Kaiser looked at what insurance will cost for people ages 25, 40 or 60 who live in major cities in 17 states and in the District of Columbia. Eleven are setting up their own exchanges, and seven have let the federal government do it for them. The exchanges open Oct. 1.

Kaiser did not attempt to compare premium costs with pre-Obamacare rates because of significant changes in who and what the plans must cover under the law.

Starting next year, coverage sold on and outside of the exchanges must cover a minimum set of services and be organized into five levels of cost-sharing, from catastrophic at the low end to platinum, the most protective, according to the foundation.

A family of four in Baltimore would pay $164 for the lowest-cost bronze plan after subsidies kick in, or $409 for the second-lowest silver plan.

The silver plan, with the second-lowest cost, is significant because it will serve as a benchmark for calculating the premium tax credits for enrollees, Kaiser’s brief said.

The Obama administration says Republican critics are letting politics stand in the way of health care benefits for low-income Americans.
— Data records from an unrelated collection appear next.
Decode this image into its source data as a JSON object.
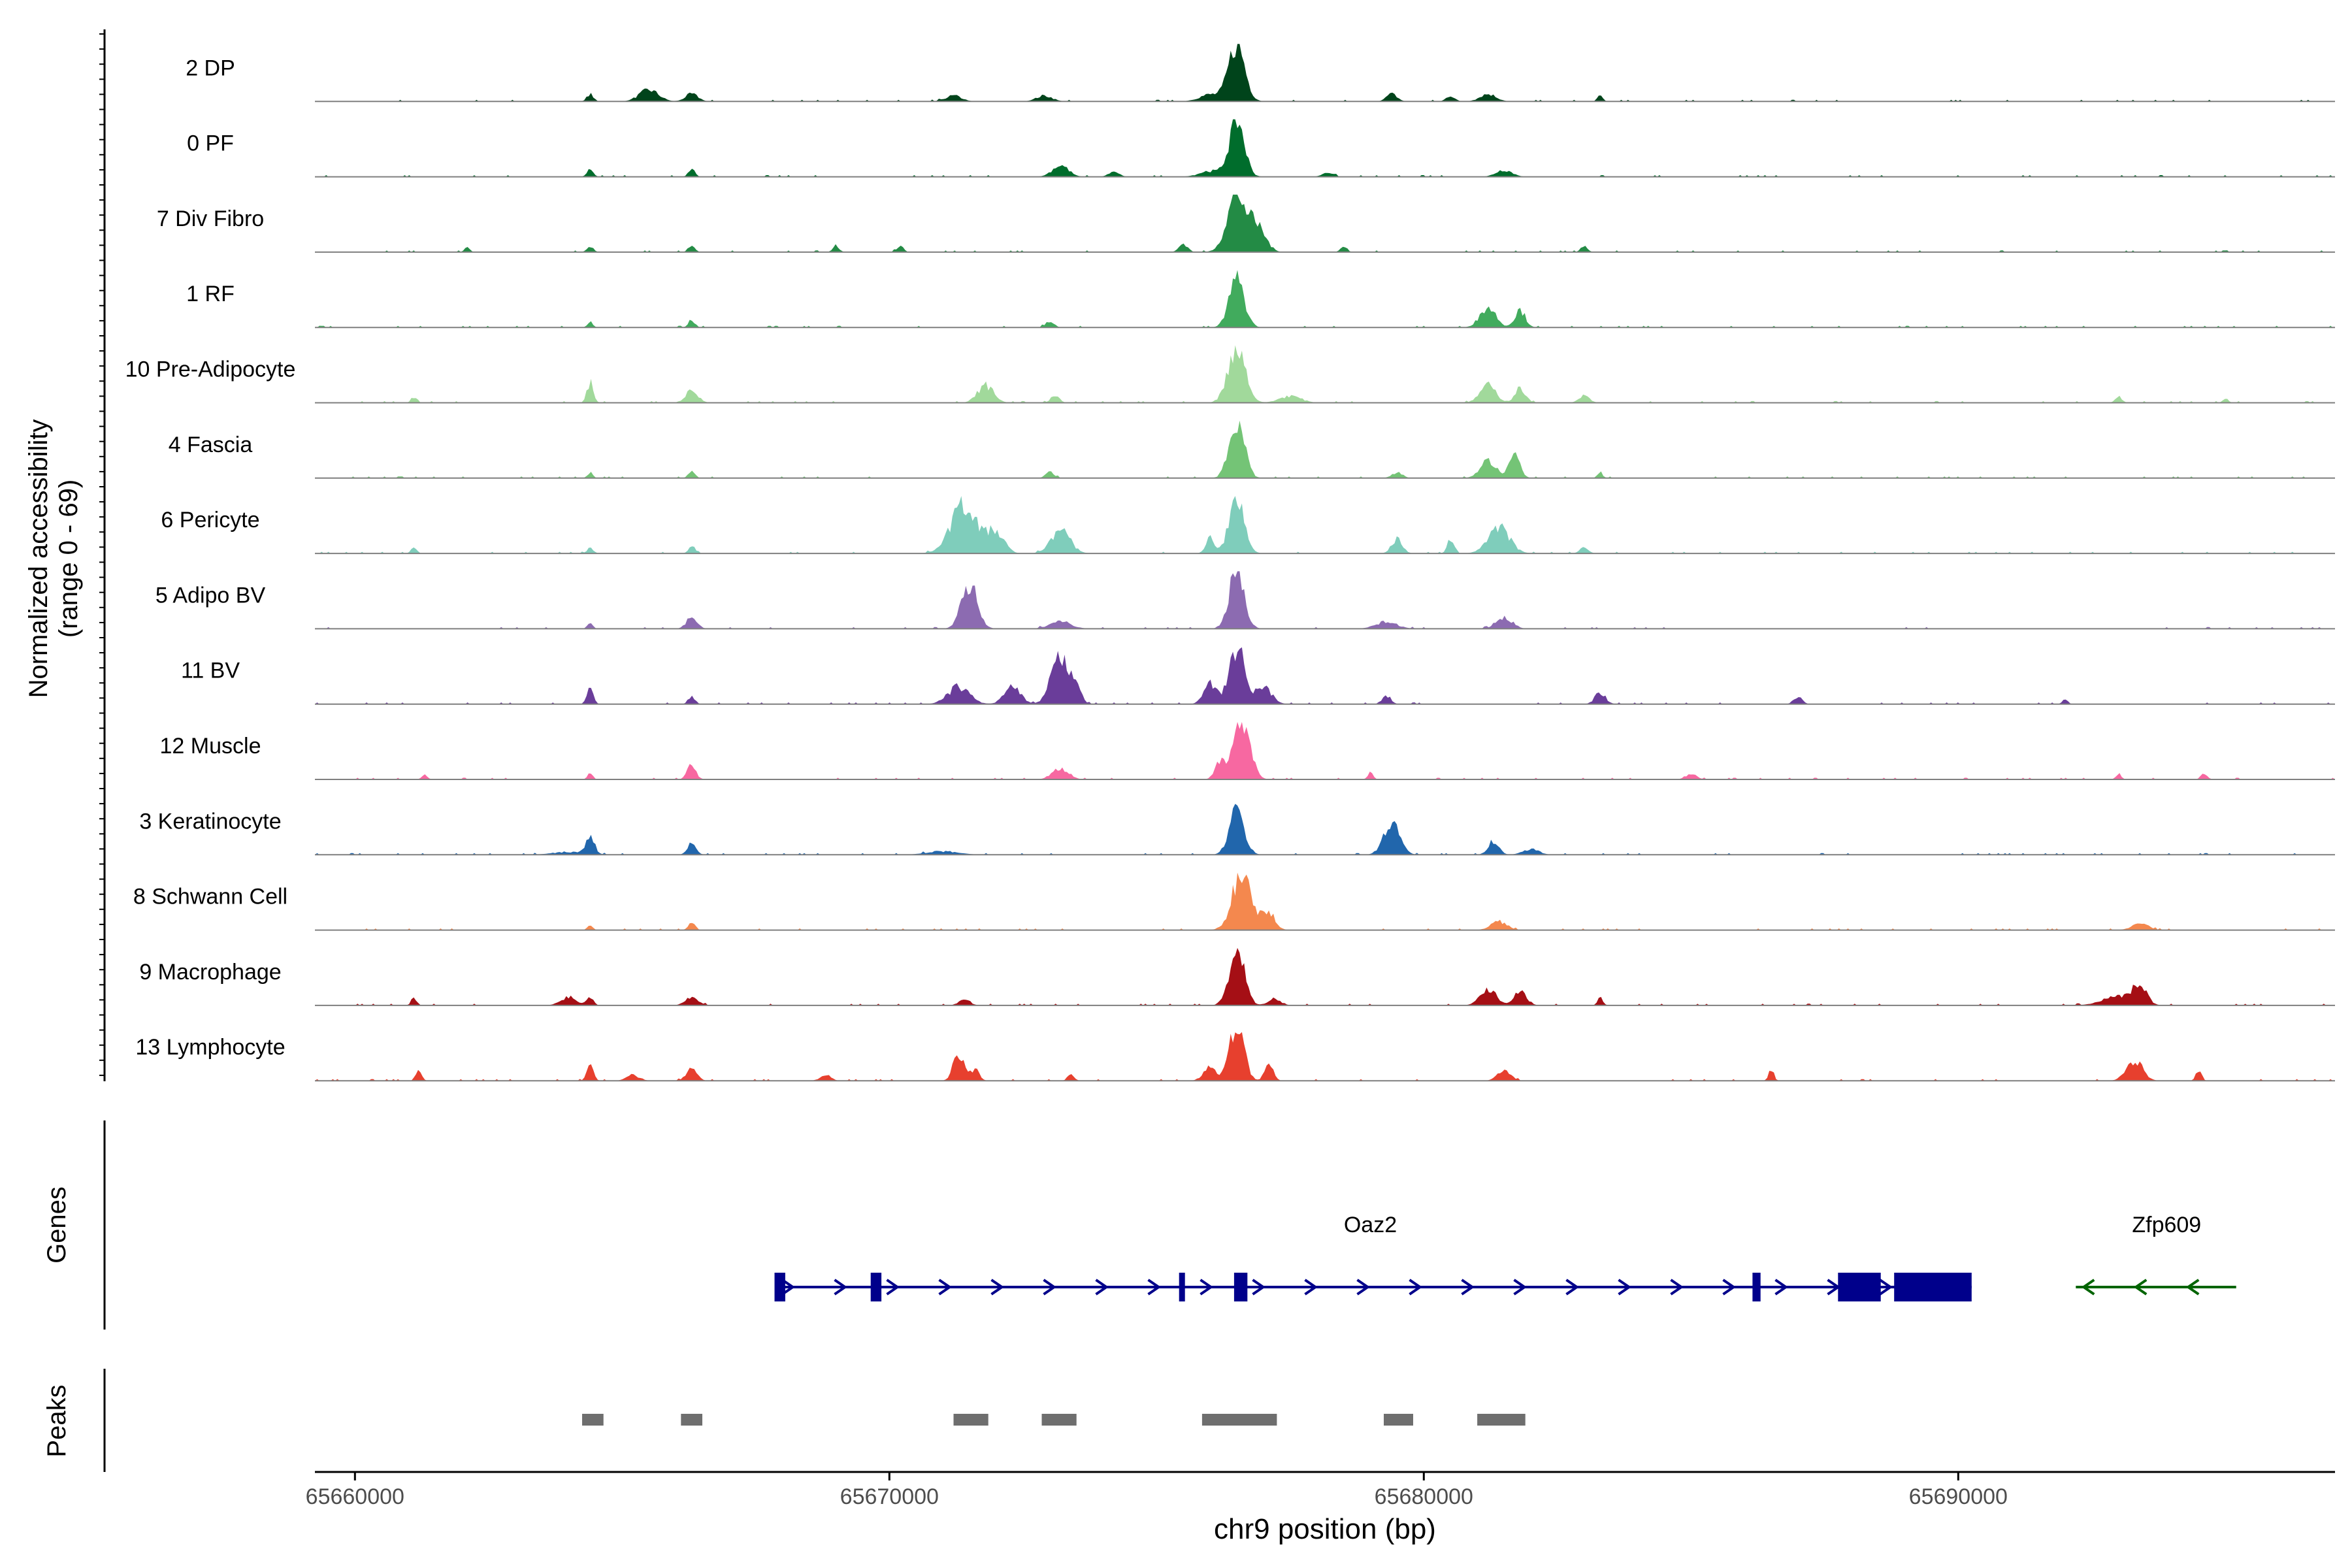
{
  "chart_data": {
    "type": "area",
    "title": "",
    "ylabel_line1": "Normalized accessibility",
    "ylabel_line2": "(range 0 - 69)",
    "xlabel": "chr9 position (bp)",
    "xlim": [
      65659250,
      65697050
    ],
    "xticks": [
      65660000,
      65670000,
      65680000,
      65690000
    ],
    "xtick_labels": [
      "65660000",
      "65670000",
      "65680000",
      "65690000"
    ],
    "ylim": [
      0,
      69
    ],
    "tracks": [
      {
        "name": "2 DP",
        "color": "#00441b",
        "peaks": [
          [
            65665500,
            0.2,
            180
          ],
          [
            65666300,
            0.13,
            120
          ],
          [
            65664400,
            0.13,
            60
          ],
          [
            65671200,
            0.1,
            150
          ],
          [
            65672900,
            0.1,
            150
          ],
          [
            65676500,
            1.0,
            150
          ],
          [
            65676000,
            0.12,
            200
          ],
          [
            65679400,
            0.13,
            100
          ],
          [
            65680500,
            0.1,
            80
          ],
          [
            65681200,
            0.13,
            150
          ],
          [
            65683300,
            0.1,
            50
          ]
        ]
      },
      {
        "name": "0 PF",
        "color": "#006d2c",
        "peaks": [
          [
            65664400,
            0.12,
            60
          ],
          [
            65666300,
            0.13,
            60
          ],
          [
            65673200,
            0.2,
            150
          ],
          [
            65674200,
            0.08,
            100
          ],
          [
            65676500,
            1.0,
            140
          ],
          [
            65676000,
            0.1,
            200
          ],
          [
            65678200,
            0.08,
            100
          ],
          [
            65681500,
            0.12,
            150
          ]
        ]
      },
      {
        "name": "7 Div Fibro",
        "color": "#238b45",
        "peaks": [
          [
            65662100,
            0.08,
            50
          ],
          [
            65664400,
            0.1,
            60
          ],
          [
            65666300,
            0.13,
            60
          ],
          [
            65669000,
            0.12,
            60
          ],
          [
            65670200,
            0.12,
            60
          ],
          [
            65675500,
            0.15,
            80
          ],
          [
            65676500,
            1.0,
            180
          ],
          [
            65676900,
            0.4,
            150
          ],
          [
            65678500,
            0.1,
            60
          ],
          [
            65683000,
            0.12,
            60
          ]
        ]
      },
      {
        "name": "1 RF",
        "color": "#41ab5d",
        "peaks": [
          [
            65664400,
            0.1,
            50
          ],
          [
            65666300,
            0.13,
            60
          ],
          [
            65673000,
            0.1,
            80
          ],
          [
            65676500,
            0.85,
            140
          ],
          [
            65681200,
            0.35,
            150
          ],
          [
            65681800,
            0.3,
            100
          ]
        ]
      },
      {
        "name": "10 Pre-Adipocyte",
        "color": "#a1d99b",
        "peaks": [
          [
            65661100,
            0.1,
            50
          ],
          [
            65664400,
            0.35,
            60
          ],
          [
            65666300,
            0.2,
            120
          ],
          [
            65671800,
            0.3,
            150
          ],
          [
            65673100,
            0.12,
            80
          ],
          [
            65676500,
            1.0,
            160
          ],
          [
            65677500,
            0.12,
            200
          ],
          [
            65681200,
            0.3,
            150
          ],
          [
            65681800,
            0.25,
            100
          ],
          [
            65683000,
            0.12,
            100
          ],
          [
            65693000,
            0.12,
            60
          ],
          [
            65695000,
            0.08,
            50
          ]
        ]
      },
      {
        "name": "4 Fascia",
        "color": "#74c476",
        "peaks": [
          [
            65664400,
            0.1,
            50
          ],
          [
            65666300,
            0.13,
            60
          ],
          [
            65673000,
            0.1,
            80
          ],
          [
            65676500,
            1.0,
            140
          ],
          [
            65679500,
            0.1,
            100
          ],
          [
            65681200,
            0.3,
            150
          ],
          [
            65681700,
            0.4,
            100
          ],
          [
            65683300,
            0.1,
            50
          ]
        ]
      },
      {
        "name": "6 Pericyte",
        "color": "#7fcdbb",
        "peaks": [
          [
            65661100,
            0.12,
            50
          ],
          [
            65664400,
            0.1,
            60
          ],
          [
            65666300,
            0.13,
            60
          ],
          [
            65671400,
            0.85,
            250
          ],
          [
            65672000,
            0.35,
            150
          ],
          [
            65673200,
            0.4,
            180
          ],
          [
            65676000,
            0.3,
            80
          ],
          [
            65676500,
            1.0,
            140
          ],
          [
            65679500,
            0.25,
            100
          ],
          [
            65680500,
            0.25,
            60
          ],
          [
            65681400,
            0.45,
            200
          ],
          [
            65683000,
            0.1,
            80
          ]
        ]
      },
      {
        "name": "5 Adipo BV",
        "color": "#8c6bb1",
        "peaks": [
          [
            65664400,
            0.1,
            50
          ],
          [
            65666300,
            0.2,
            100
          ],
          [
            65671500,
            0.75,
            150
          ],
          [
            65673200,
            0.13,
            200
          ],
          [
            65676500,
            1.0,
            140
          ],
          [
            65679300,
            0.12,
            200
          ],
          [
            65681500,
            0.2,
            150
          ]
        ]
      },
      {
        "name": "11 BV",
        "color": "#6a3d9a",
        "peaks": [
          [
            65664400,
            0.25,
            60
          ],
          [
            65666300,
            0.15,
            60
          ],
          [
            65671300,
            0.3,
            200
          ],
          [
            65672300,
            0.3,
            150
          ],
          [
            65673200,
            0.8,
            170
          ],
          [
            65673500,
            0.35,
            80
          ],
          [
            65676000,
            0.35,
            120
          ],
          [
            65676500,
            1.0,
            140
          ],
          [
            65677000,
            0.3,
            150
          ],
          [
            65679300,
            0.15,
            80
          ],
          [
            65683300,
            0.2,
            100
          ],
          [
            65687000,
            0.12,
            80
          ],
          [
            65692000,
            0.08,
            50
          ]
        ]
      },
      {
        "name": "12 Muscle",
        "color": "#f768a1",
        "peaks": [
          [
            65661300,
            0.1,
            50
          ],
          [
            65664400,
            0.1,
            50
          ],
          [
            65666300,
            0.25,
            80
          ],
          [
            65673200,
            0.2,
            150
          ],
          [
            65676200,
            0.3,
            100
          ],
          [
            65676600,
            1.0,
            150
          ],
          [
            65679000,
            0.12,
            50
          ],
          [
            65685000,
            0.1,
            100
          ],
          [
            65693000,
            0.1,
            50
          ],
          [
            65694600,
            0.1,
            60
          ]
        ]
      },
      {
        "name": "3 Keratinocyte",
        "color": "#2166ac",
        "peaks": [
          [
            65664400,
            0.3,
            80
          ],
          [
            65666300,
            0.2,
            80
          ],
          [
            65676500,
            0.75,
            140
          ],
          [
            65679400,
            0.55,
            150
          ],
          [
            65681300,
            0.25,
            100
          ],
          [
            65682000,
            0.1,
            150
          ],
          [
            65671000,
            0.06,
            300
          ],
          [
            65664000,
            0.05,
            300
          ]
        ]
      },
      {
        "name": "8 Schwann Cell",
        "color": "#f4884e",
        "peaks": [
          [
            65664400,
            0.08,
            50
          ],
          [
            65666300,
            0.15,
            60
          ],
          [
            65676600,
            1.0,
            180
          ],
          [
            65677100,
            0.3,
            120
          ],
          [
            65681400,
            0.15,
            150
          ],
          [
            65693400,
            0.12,
            150
          ]
        ]
      },
      {
        "name": "9 Macrophage",
        "color": "#a50f15",
        "peaks": [
          [
            65661100,
            0.15,
            50
          ],
          [
            65664000,
            0.15,
            150
          ],
          [
            65664400,
            0.15,
            60
          ],
          [
            65666300,
            0.15,
            120
          ],
          [
            65671400,
            0.12,
            100
          ],
          [
            65676500,
            1.0,
            140
          ],
          [
            65677200,
            0.12,
            120
          ],
          [
            65681200,
            0.3,
            150
          ],
          [
            65681800,
            0.25,
            120
          ],
          [
            65683300,
            0.15,
            50
          ],
          [
            65693000,
            0.15,
            300
          ],
          [
            65693400,
            0.35,
            120
          ]
        ]
      },
      {
        "name": "13 Lymphocyte",
        "color": "#e7402e",
        "peaks": [
          [
            65661200,
            0.2,
            50
          ],
          [
            65664400,
            0.3,
            60
          ],
          [
            65665200,
            0.1,
            120
          ],
          [
            65666300,
            0.2,
            100
          ],
          [
            65668800,
            0.1,
            100
          ],
          [
            65671300,
            0.5,
            100
          ],
          [
            65671600,
            0.2,
            80
          ],
          [
            65673400,
            0.12,
            60
          ],
          [
            65676000,
            0.25,
            120
          ],
          [
            65676500,
            1.0,
            130
          ],
          [
            65677100,
            0.3,
            80
          ],
          [
            65681500,
            0.2,
            120
          ],
          [
            65686500,
            0.2,
            50
          ],
          [
            65693300,
            0.35,
            150
          ],
          [
            65694500,
            0.2,
            50
          ]
        ]
      }
    ],
    "genes_label": "Genes",
    "genes": [
      {
        "name": "Oaz2",
        "strand": "+",
        "color": "#00008b",
        "start": 65667850,
        "end": 65690250,
        "label_x": 65679000,
        "exons": [
          [
            65667850,
            65668050
          ],
          [
            65669650,
            65669850
          ],
          [
            65675420,
            65675530
          ],
          [
            65676450,
            65676700
          ],
          [
            65686150,
            65686300
          ],
          [
            65687750,
            65688550
          ],
          [
            65688800,
            65690250
          ]
        ]
      },
      {
        "name": "Zfp609",
        "strand": "-",
        "color": "#006400",
        "start": 65692200,
        "end": 65695200,
        "label_x": 65693900,
        "exons": []
      }
    ],
    "peaks_label": "Peaks",
    "peak_regions": [
      [
        65664250,
        65664650
      ],
      [
        65666100,
        65666500
      ],
      [
        65671200,
        65671850
      ],
      [
        65672850,
        65673500
      ],
      [
        65675850,
        65677250
      ],
      [
        65679250,
        65679800
      ],
      [
        65681000,
        65681900
      ]
    ]
  }
}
Yet the White House has delayed certain provisions of the law and faces a mutiny from union leaders who supported the law in its infancy.

Against this backdrop, a Congress divided between a Republican-led House and a Democrat-controlled Senate is unlikely to pass any legislation to fix coverage gaps or other glitches in the sweeping law, which Democratic majorities muscled through Congress in 2010.
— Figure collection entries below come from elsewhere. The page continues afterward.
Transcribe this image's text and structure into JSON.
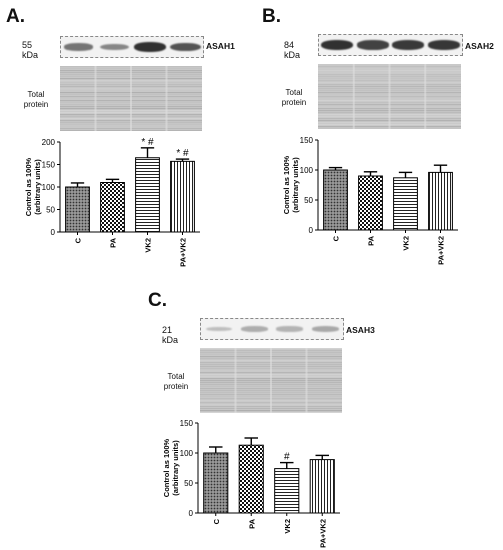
{
  "panels": [
    {
      "id": "A",
      "label": "A.",
      "kda": "55 kDa",
      "gene": "ASAH1",
      "total_protein": [
        "Total",
        "protein"
      ],
      "band_intensity": [
        0.55,
        0.45,
        0.95,
        0.75
      ]
    },
    {
      "id": "B",
      "label": "B.",
      "kda": "84 kDa",
      "gene": "ASAH2",
      "total_protein": [
        "Total",
        "protein"
      ],
      "band_intensity": [
        0.95,
        0.85,
        0.9,
        0.92
      ]
    },
    {
      "id": "C",
      "label": "C.",
      "kda": "21 kDa",
      "gene": "ASAH3",
      "total_protein": [
        "Total",
        "protein"
      ],
      "band_intensity": [
        0.12,
        0.22,
        0.18,
        0.25
      ]
    }
  ],
  "chart_data": [
    {
      "type": "bar",
      "panel": "A",
      "categories": [
        "C",
        "PA",
        "VK2",
        "PA+VK2"
      ],
      "values": [
        100,
        110,
        165,
        157
      ],
      "errors": [
        9,
        7,
        22,
        5
      ],
      "annotations": [
        "",
        "",
        "* #",
        "* #"
      ],
      "ylabel": [
        "Control as 100%",
        "(arbitrary units)"
      ],
      "ylim": [
        0,
        200
      ],
      "yticks": [
        0,
        50,
        100,
        150,
        200
      ],
      "patterns": [
        "dots",
        "checker",
        "hlines",
        "vlines"
      ],
      "grid": false
    },
    {
      "type": "bar",
      "panel": "B",
      "categories": [
        "C",
        "PA",
        "VK2",
        "PA+VK2"
      ],
      "values": [
        100,
        90,
        87,
        96
      ],
      "errors": [
        4,
        7,
        9,
        12
      ],
      "annotations": [
        "",
        "",
        "",
        ""
      ],
      "ylabel": [
        "Control as 100%",
        "(arbitrary units)"
      ],
      "ylim": [
        0,
        150
      ],
      "yticks": [
        0,
        50,
        100,
        150
      ],
      "patterns": [
        "dots",
        "checker",
        "hlines",
        "vlines"
      ],
      "grid": false
    },
    {
      "type": "bar",
      "panel": "C",
      "categories": [
        "C",
        "PA",
        "VK2",
        "PA+VK2"
      ],
      "values": [
        100,
        113,
        74,
        89
      ],
      "errors": [
        10,
        12,
        10,
        7
      ],
      "annotations": [
        "",
        "",
        "#",
        ""
      ],
      "ylabel": [
        "Control as 100%",
        "(arbitrary units)"
      ],
      "ylim": [
        0,
        150
      ],
      "yticks": [
        0,
        50,
        100,
        150
      ],
      "patterns": [
        "dots",
        "checker",
        "hlines",
        "vlines"
      ],
      "grid": false
    }
  ]
}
Another study published Thursday said two in five adults who were uninsured at some point in the past two years and live in states that opted not to expand their Medicaid enrollment under Obamacare next year will not be eligible for coverage options under the sweeping reforms.

The Commonwealth Fund said this is because the Supreme Court allowed states to decline to expand the federal-state entitlement to those making up to 138 percent of the federal poverty level without risking existing federal funds for the program.

Fewer than half of the states have decided to expand enrollment next year, leaving a quandary for those in the remaining states who do not qualify for subsidies on the exchanges by making 100 percent to 400 percent of the federal poverty level.

The fund’s researchers said the law’s authors “assumed they would be eligible for the Medicaid expansion; they did not anticipate the Supreme Court decision.”